No matter what the coat type may be, it’s important to remember that living with any dog means learning about its specific habits and needs. By familiarizing yourself with your Weimaraner’s coat type.

Tips to Decrease Weimaraner Shedding

Brush your dog daily this will get rid of loose hair and stimulate the natural oils in their skin, which help to keep your weim’s coat healthy and shiny. Ultimately helping you in decreasing weimaraner shedding.

Bathe your weimaraner regularly (every 2-4 months). During a bath, use a conditioner that will moisturize the dog’s skin and help to loosen the fur. This will make it easier to remove loose hair during brushing.

Take your dog outside for short playtimes throughout the day. Even though weimaraners are indoor dogs, they need some time outside of their crat each day so that they can get rid of excess energy and reduce shedding levels at home.

Examine your weim’s ears regularly. If you notice a foul odor or see a dark brown wax-like material, take them to the vet. These could be signs of ear infections, which can lead to increased shedding levels.

Always keep your weim’s nails trimmed. Long nails will contribute to excessive shedding and may cause injuries to your dog, such as cracked pads and torn ear tips.

Groom your weim regularly (every 3-5 months). This will not necessarily decrease shedding levels, but it will keep their coat in tip-top shape. If you find that you’re noticing more hair in your home than usual, it’s time for a grooming session.

Also Read:

Weimaraner Life Expectancy: How Long Do They Live
Why Does My Dog Nibble On Me With His Front Teeth?

Tips To Keep Your Weimaraner Healthy

Tips to keep your Weimaraner healthy

In addition to reducing shedding, there are other things you should do for your dog in order to help them maintain good health.
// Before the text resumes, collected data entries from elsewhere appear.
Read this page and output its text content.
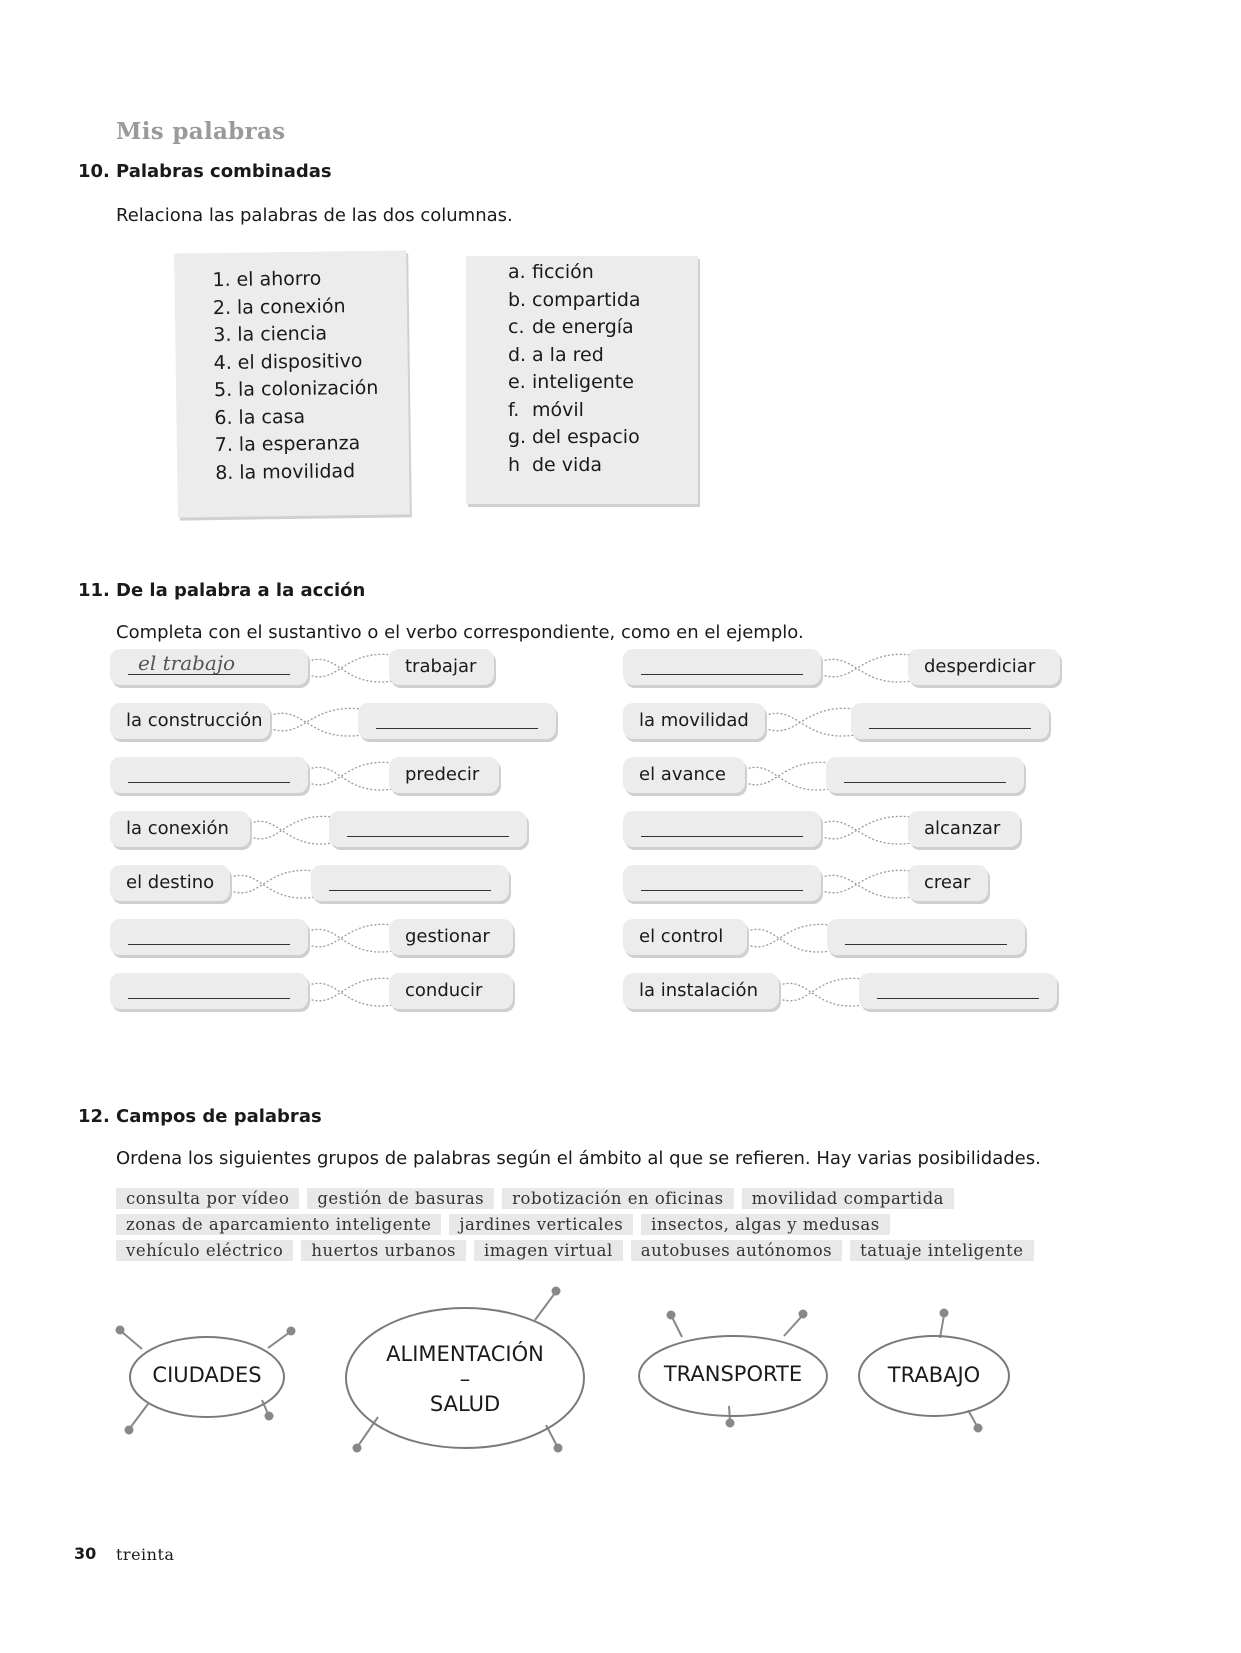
Mis palabras
10. Palabras combinadas
Relaciona las palabras de las dos columnas.
1. el ahorro
2. la conexión
3. la ciencia
4. el dispositivo
5. la colonización
6. la casa
7. la esperanza
8. la movilidad
a. ficción
b. compartida
c. de energía
d. a la red
e. inteligente
f. móvil
g. del espacio
h de vida
11. De la palabra a la acción
Completa con el sustantivo o el verbo correspondiente, como en el ejemplo.
el trabajo	trabajar
la construcción
predecir
la conexión
el destino
gestionar
conducir
desperdiciar
la movilidad
el avance
alcanzar
crear
el control
la instalación
12. Campos de palabras
Ordena los siguientes grupos de palabras según el ámbito al que se refieren. Hay varias posibilidades.
consulta por vídeo gestión de basuras robotización en oficinas movilidad compartida
zonas de aparcamiento inteligente jardines verticales insectos, algas y medusas
vehículo eléctrico huertos urbanos imagen virtual autobuses autónomos tatuaje inteligente
CIUDADES
ALIMENTACIÓN
–
SALUD
TRANSPORTE	TRABAJO
30 treinta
Make sure that your weim gets daily exercise. These dogs were originally bred as hunting dogs, and even though they’re used more frequently as family pets these days, it’s important that they get regular opportunities to run around and burn off energy. Don’t overfeed your dog.

Obesity is a common problem among weimaraners. If you’re worried that your pet is at risk, ask your vet for a recommended diet plan. Keep their living space clean and free of allergens. Dogs spend most of their time inside with us, so it’s important to eliminate as many things that could cause allergic reactions as possible

Ear infections are common among weimaraners, so it’s important that you clean your dog’s ears on a regular basis. If you notice any wax or debris in your dog’s ear canal, remove it with a cotton ball and hydrogen peroxide.


Every animal is different, and not all of them will experience the same shedding levels. However, with good care and regular attention to your weimaraner’s needs (daily brushing, baths on a regular basis, etc.), you can decrease their chances for allergies in your home.

So I hope you have a better understanding of weimaraner’s shedding and the care they need.